La giustizia italiana nell'occhio del ciclone 

Il mio discorso parte dal presupposto che qualunque rimostranza dell’opinione pubblica nei confronti della giustizia e del suo operato è una forma di contestazione fatta da colui – cioè il popolo italiano – in nome del quale viene amministrata giustizia.
Ed allora vediamo quali motivi di contestazione vengono mossi alla magistratura: per primo citerei un richiamo di un mio lettore che mi ha ricordato – in relazione al mio post sui due “mostri” accusati dell’uccisione della piccola Eleonora – che tra non molto avremo di nuovo tra noi Erika ed Omar i quali, forse ricorderete quattro anni or sono uccisero la madre di Erika ed il fratellino: si dice che “sono cambiati” e che quindi meritano di rientrare nel consesso civile.

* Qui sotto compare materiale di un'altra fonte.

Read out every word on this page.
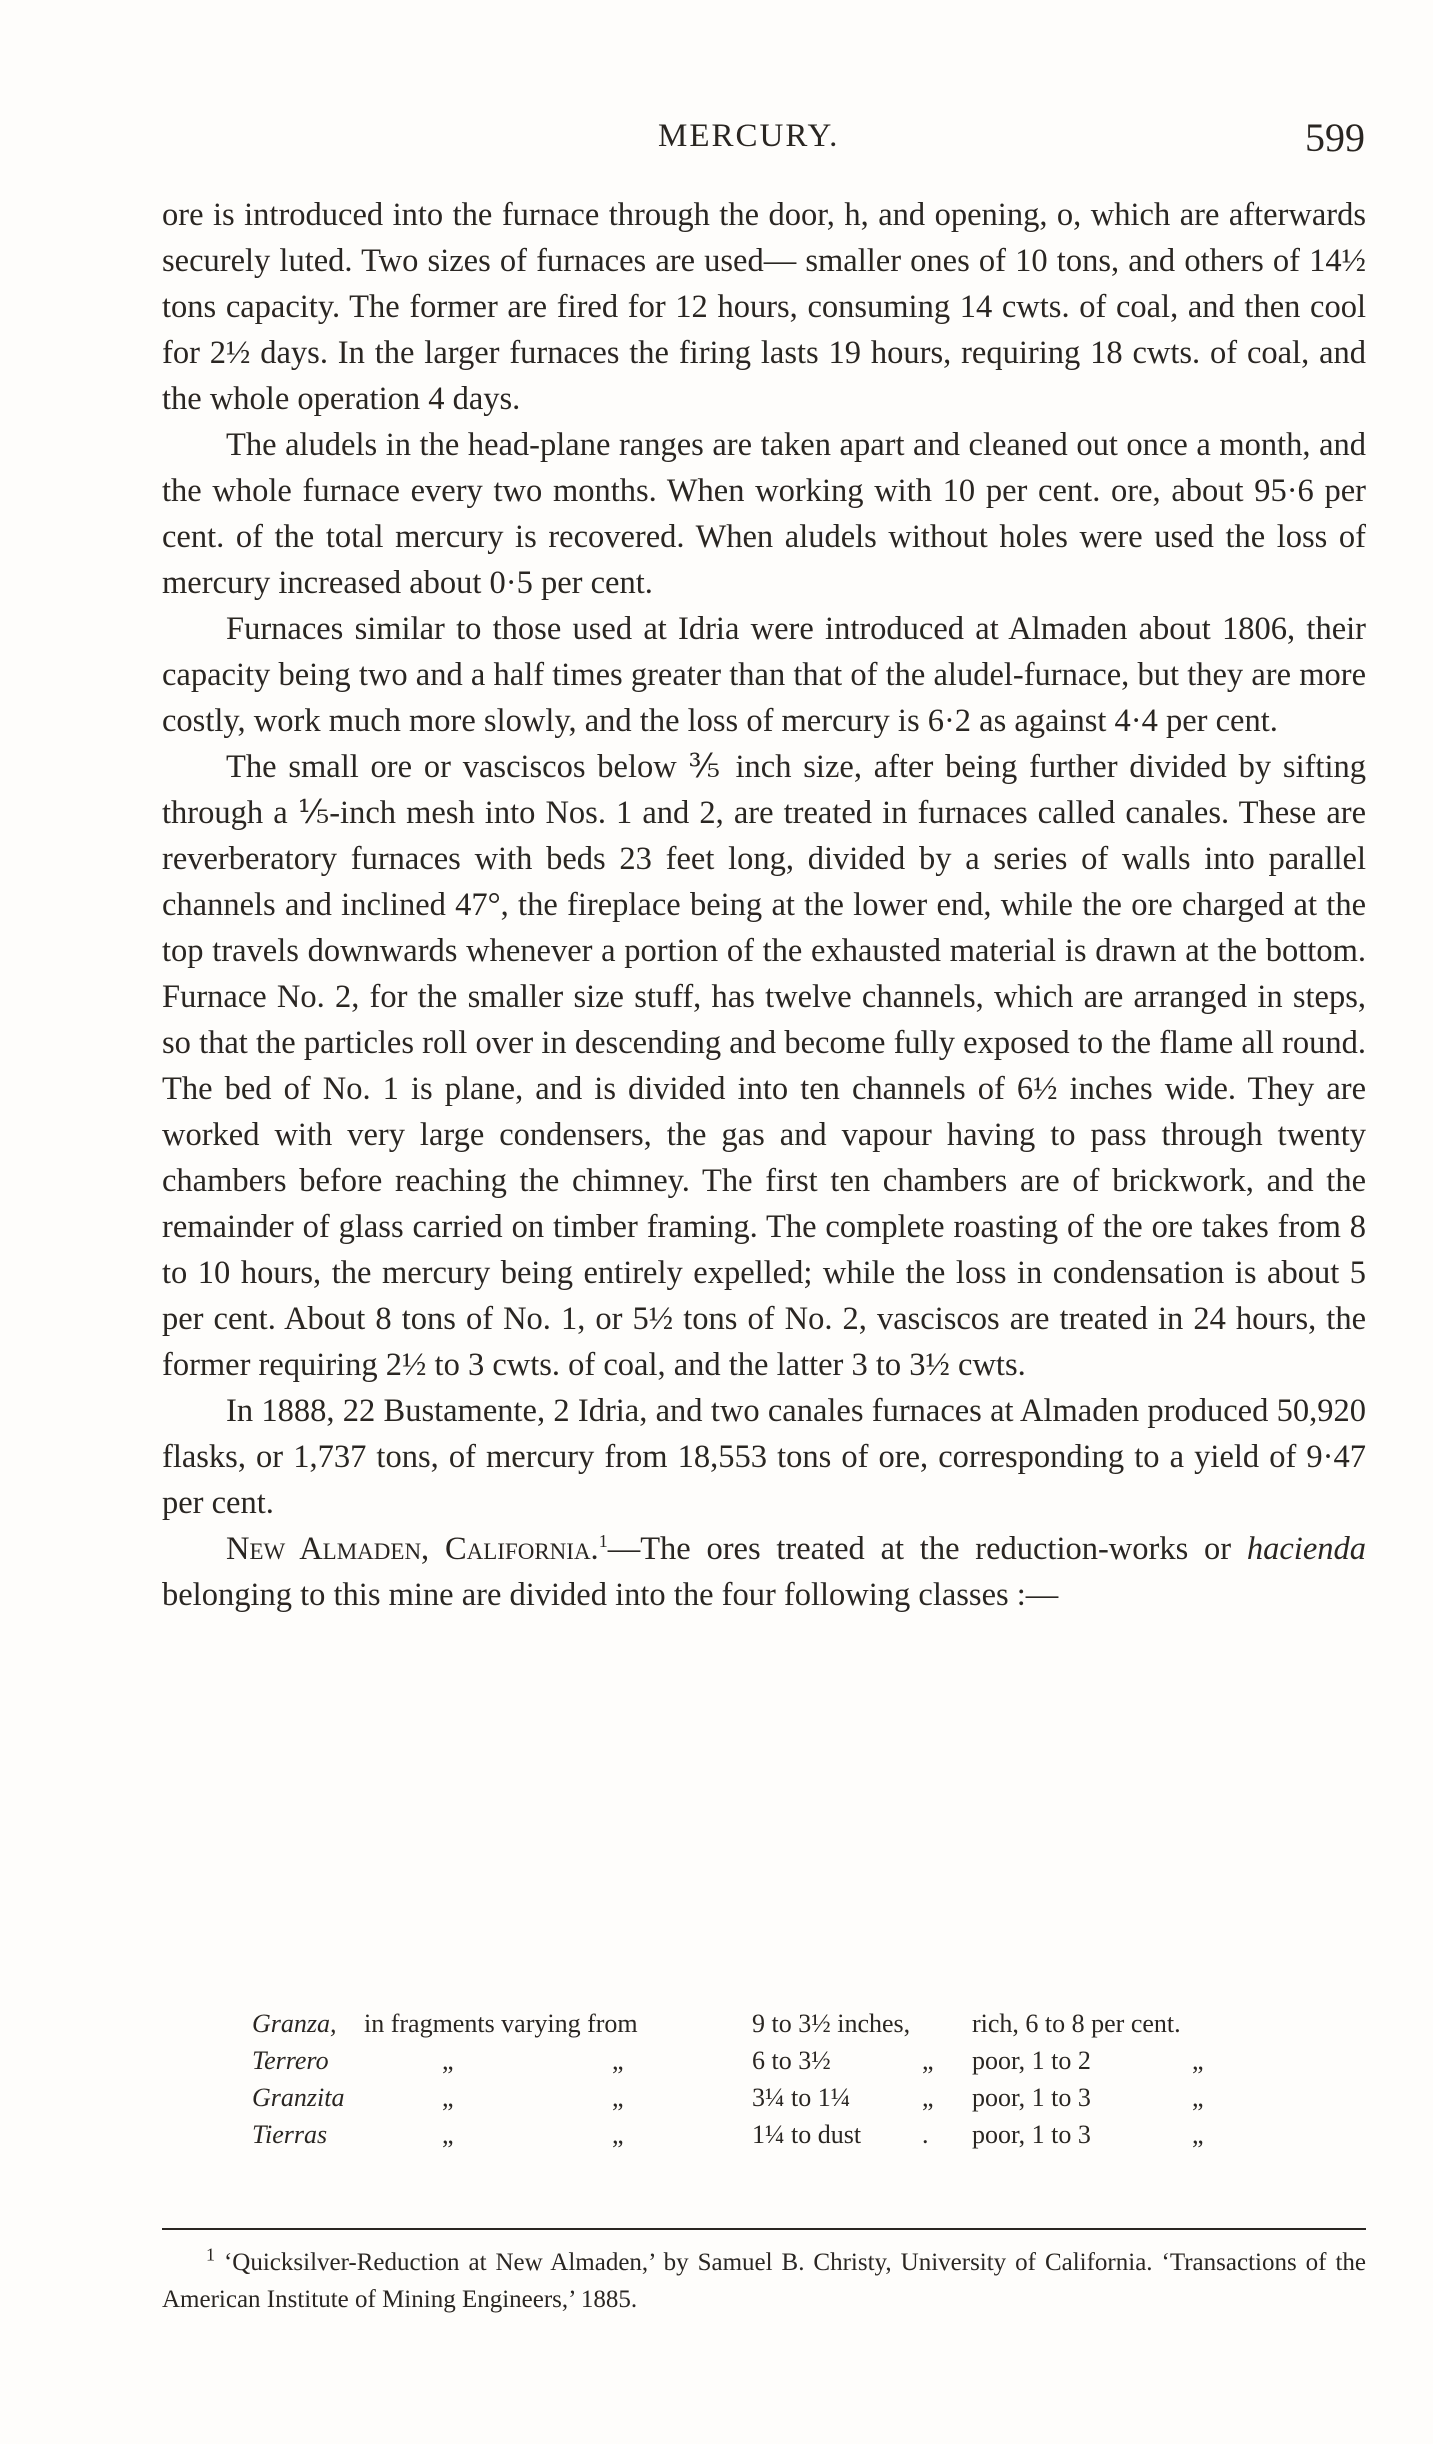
MERCURY.	599

ore is introduced into the furnace through the door, h, and opening, o, which are afterwards securely luted. Two sizes of furnaces are used— smaller ones of 10 tons, and others of 14½ tons capacity. The former are fired for 12 hours, consuming 14 cwts. of coal, and then cool for 2½ days. In the larger furnaces the firing lasts 19 hours, requiring 18 cwts. of coal, and the whole operation 4 days.

The aludels in the head-plane ranges are taken apart and cleaned out once a month, and the whole furnace every two months. When working with 10 per cent. ore, about 95·6 per cent. of the total mercury is recovered. When aludels without holes were used the loss of mercury increased about 0·5 per cent.

Furnaces similar to those used at Idria were introduced at Almaden about 1806, their capacity being two and a half times greater than that of the aludel-furnace, but they are more costly, work much more slowly, and the loss of mercury is 6·2 as against 4·4 per cent.

The small ore or vasciscos below ⅗ inch size, after being further divided by sifting through a ⅕-inch mesh into Nos. 1 and 2, are treated in furnaces called canales. These are reverberatory furnaces with beds 23 feet long, divided by a series of walls into parallel channels and inclined 47°, the fireplace being at the lower end, while the ore charged at the top travels downwards whenever a portion of the exhausted material is drawn at the bottom. Furnace No. 2, for the smaller size stuff, has twelve channels, which are arranged in steps, so that the particles roll over in descending and become fully exposed to the flame all round. The bed of No. 1 is plane, and is divided into ten channels of 6½ inches wide. They are worked with very large condensers, the gas and vapour having to pass through twenty chambers before reaching the chimney. The first ten chambers are of brickwork, and the remainder of glass carried on timber framing. The complete roasting of the ore takes from 8 to 10 hours, the mercury being entirely expelled; while the loss in condensation is about 5 per cent. About 8 tons of No. 1, or 5½ tons of No. 2, vasciscos are treated in 24 hours, the former requiring 2½ to 3 cwts. of coal, and the latter 3 to 3½ cwts.

In 1888, 22 Bustamente, 2 Idria, and two canales furnaces at Almaden produced 50,920 flasks, or 1,737 tons, of mercury from 18,553 tons of ore, corresponding to a yield of 9·47 per cent.

New Almaden, California.$^1$—The ores treated at the reduction-works or hacienda belonging to this mine are divided into the four following classes :—

Granza, in fragments varying from	9 to 3½ inches, rich, 6 to 8 per cent.
Terrero	„	„	6 to 3½	„ poor, 1 to 2	„
Granzita	„	„	3¼ to 1¼	„ poor, 1 to 3	„
Tierras	„	„	1¼ to dust . poor, 1 to 3	„
$^1$ ‘Quicksilver-Reduction at New Almaden,’ by Samuel B. Christy, University of California. ‘Transactions of the American Institute of Mining Engineers,’ 1885.
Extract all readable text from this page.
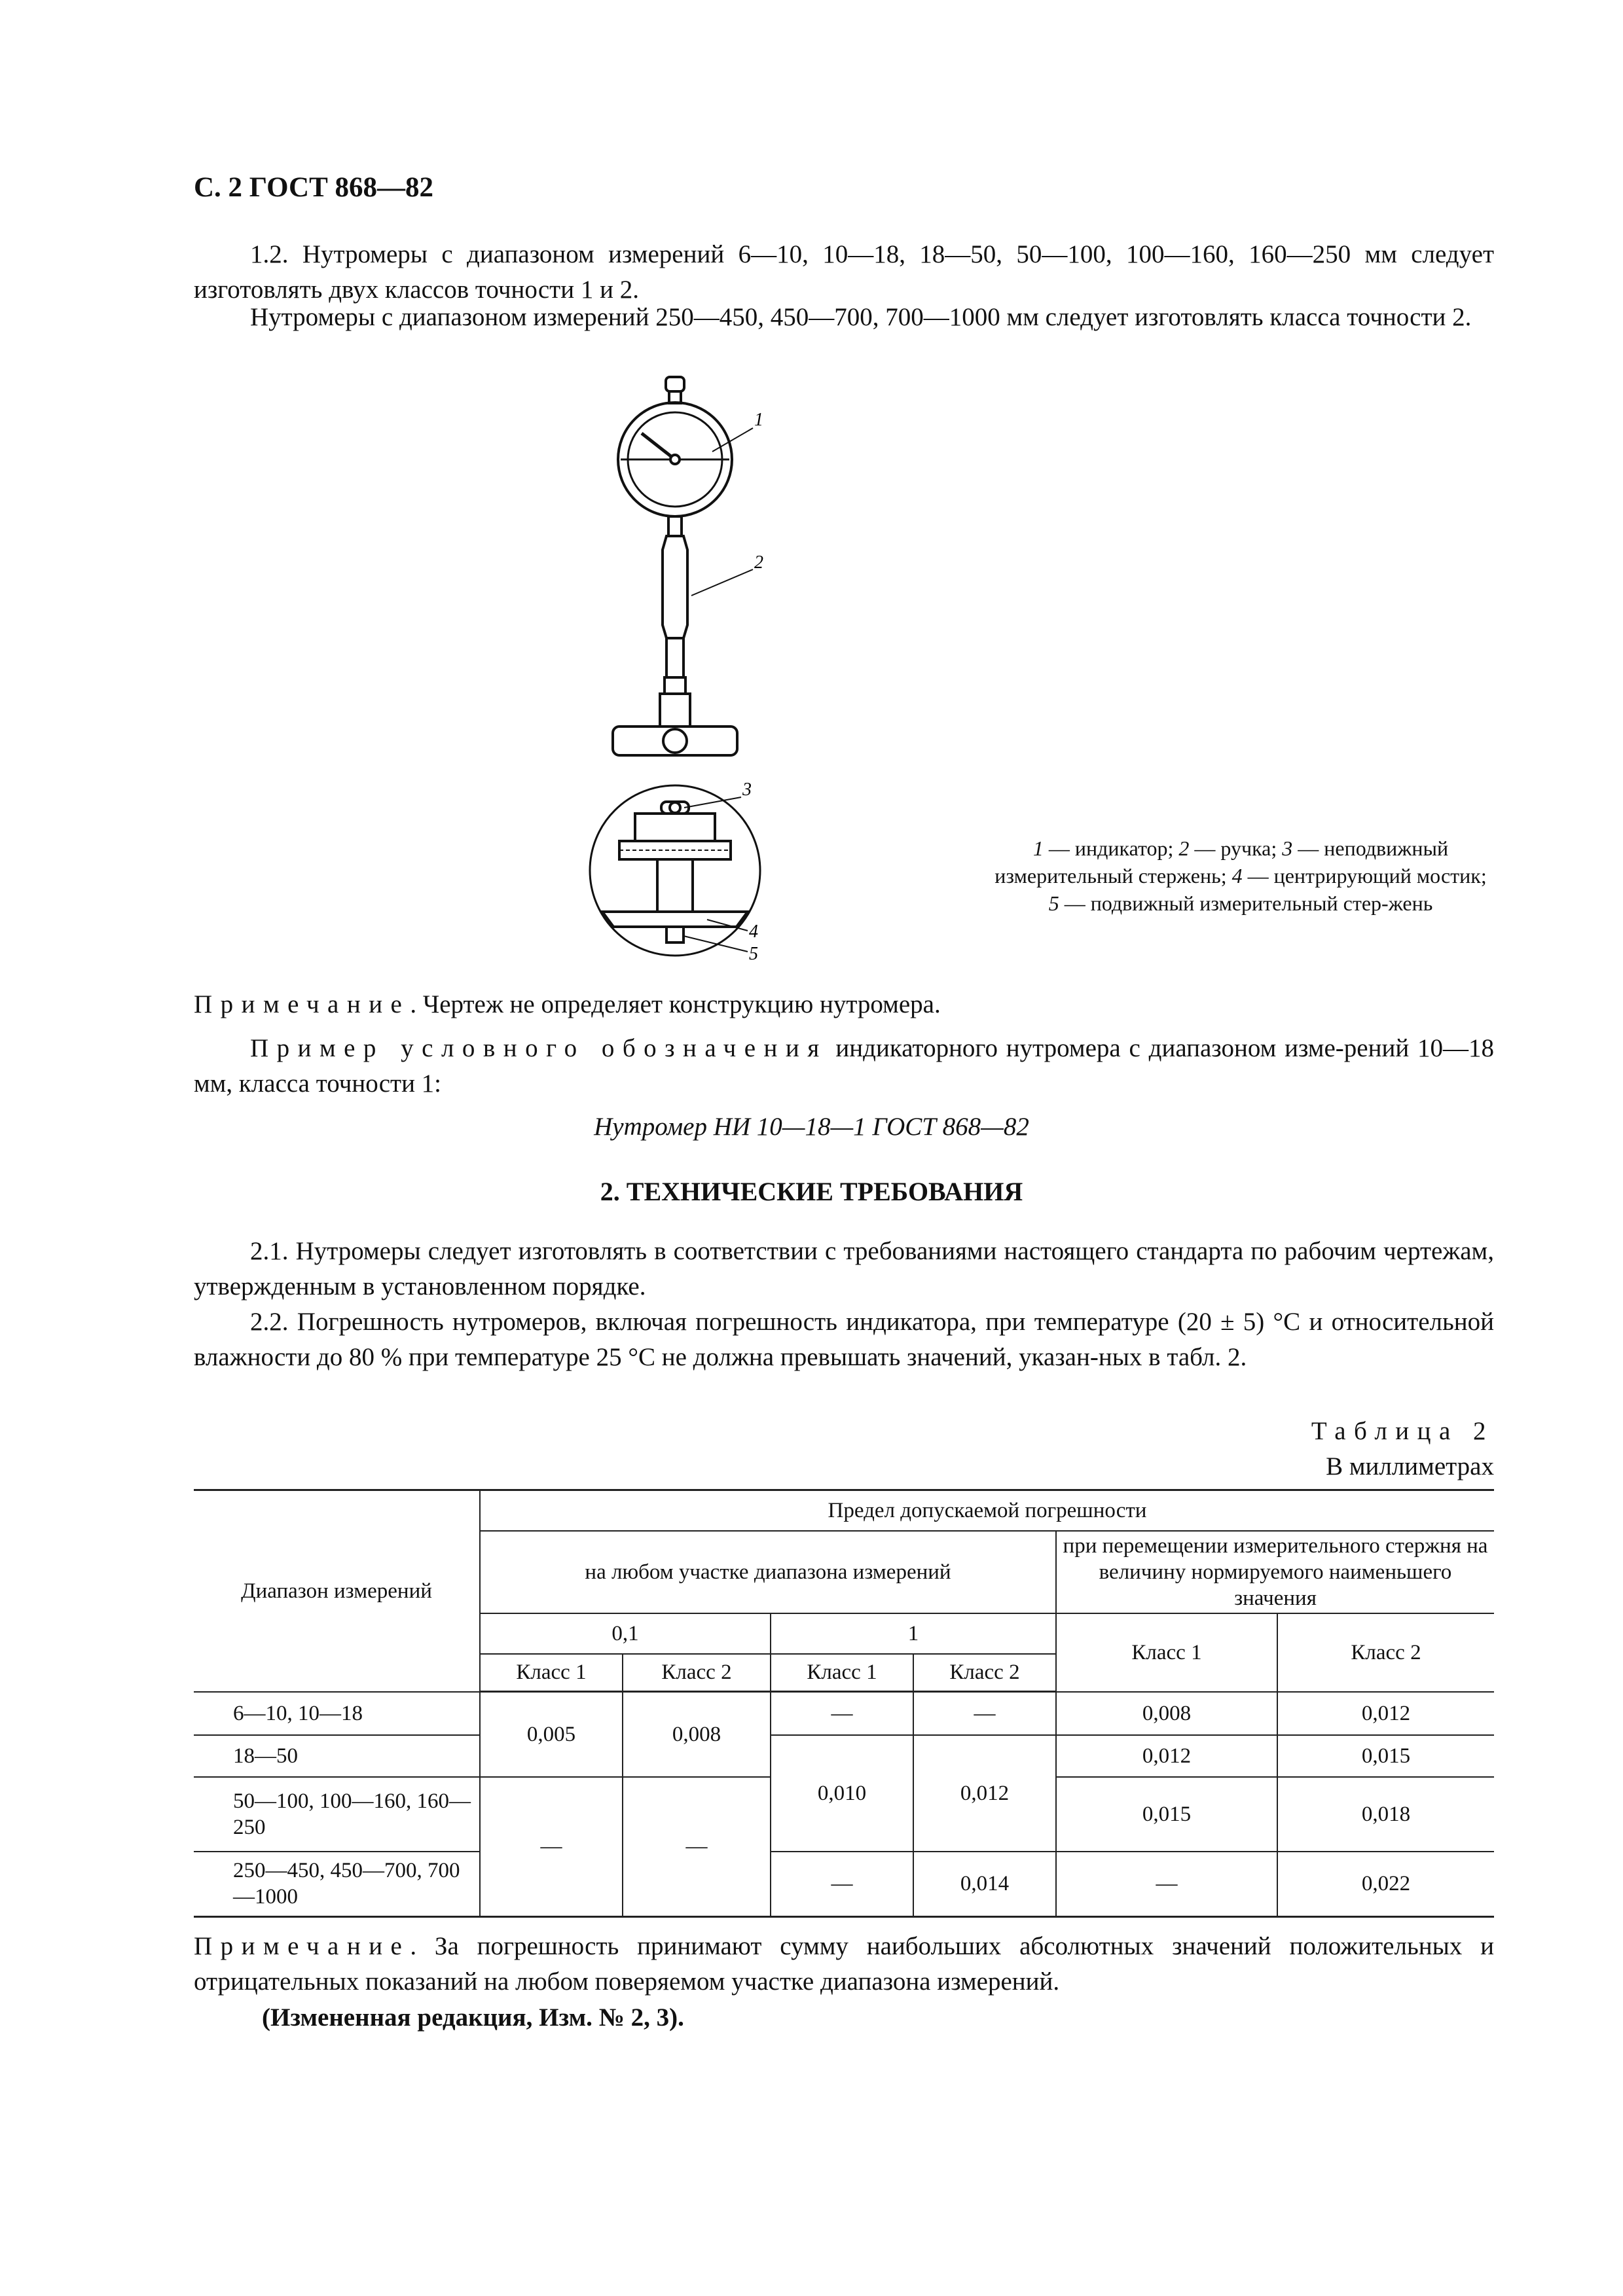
С. 2 ГОСТ 868—82
1.2. Нутромеры с диапазоном измерений 6—10, 10—18, 18—50, 50—100, 100—160, 160—250 мм следует изготовлять двух классов точности 1 и 2.
Нутромеры с диапазоном измерений 250—450, 450—700, 700—1000 мм следует изготовлять класса точности 2.
1
2
3
4
5
1 — индикатор; 2 — ручка; 3 — неподвижный измерительный стержень; 4 — центрирующий мостик; 5 — подвижный измерительный стер-жень
Примечание. Чертеж не определяет конструкцию нутромера.
Пример условного обозначения индикаторного нутромера с диапазоном изме-рений 10—18 мм, класса точности 1:
Нутромер НИ 10—18—1 ГОСТ 868—82
2. ТЕХНИЧЕСКИЕ ТРЕБОВАНИЯ
2.1. Нутромеры следует изготовлять в соответствии с требованиями настоящего стандарта по рабочим чертежам, утвержденным в установленном порядке.
2.2. Погрешность нутромеров, включая погрешность индикатора, при температуре (20 ± 5) °С и относительной влажности до 80 % при температуре 25 °С не должна превышать значений, указан-ных в табл. 2.
Таблица 2
В миллиметрах
Диапазон измерений	Предел допускаемой погрешности					
	на любом участке диапазона измерений				при перемещении измерительного стержня на величину нормируемого наименьшего значения	
	0,1		1		Класс 1	Класс 2
	Класс 1	Класс 2	Класс 1	Класс 2		
6—10, 10—18	0,005	0,008	—	—	0,008	0,012
18—50			0,010	0,012	0,012	0,015
50—100, 100—160, 160—250	—	—			0,015	0,018
250—450, 450—700, 700—1000			—	0,014	—	0,022
Примечание. За погрешность принимают сумму наибольших абсолютных значений положительных и отрицательных показаний на любом поверяемом участке диапазона измерений.
(Измененная редакция, Изм. № 2, 3).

Anche le due persone uccise “sono cambiate”, da esseri umani viventi sono passati a “concime per i vermi”: per loro cosa possiamo fare; e per i familiari e gli amici che hanno subito il dolore e l’0angoscia per l’accaduto, cosa abbiamo fatto e possiamo fare? Niente, mi sembra che gli unici ad avere il diritto ad essere remunerati per un cambiamento – presunto o reale staremo a vedere – sono i carcerati; agli altri niente!
Il secondo esempio che illustra un rapporto malato tra giustizia e popolazione, riguarda le cosiddette “Bestie di Satana”, otto imbecilli che in nome del Diavolo hanno commesso una serie di reati atroci, compreso omicidi, plagio, stupri, ecc.
“Hanno ucciso mia figlia. Fatelo uscire, lasciate che esca e faccio io la legge. Poi mettano in carcere anche me. Assassino”. Questo è l’urlo di rabbia e di dolore lanciato dalla madre di una ragazza uccisa dalla setta degli indemoniati.
Posso convenire che in altri casi i parenti delle vittime si sono scagliate sui presunti assassini cercando di compiere giustizia sommaria, ma questo depone molto negativamente sul rapporto tra popolo e magistratura.
Sembra quasi che la gente non si fidi di coloro che amministrano giustizia e che quindi tendano a farlo personalmente, un po’ come avveniva nel far-west prima della sua civilizzazione, dove i colpevoli o presunti tali venivano impiccati dopo un processo sommario di pochi minuti.
Sono cose che fanno male alla giustizia ma anche alla “pace sociale” che proprio la pena dovrebbe riportare in equilibrio dopo la frattura realizzata dal reato.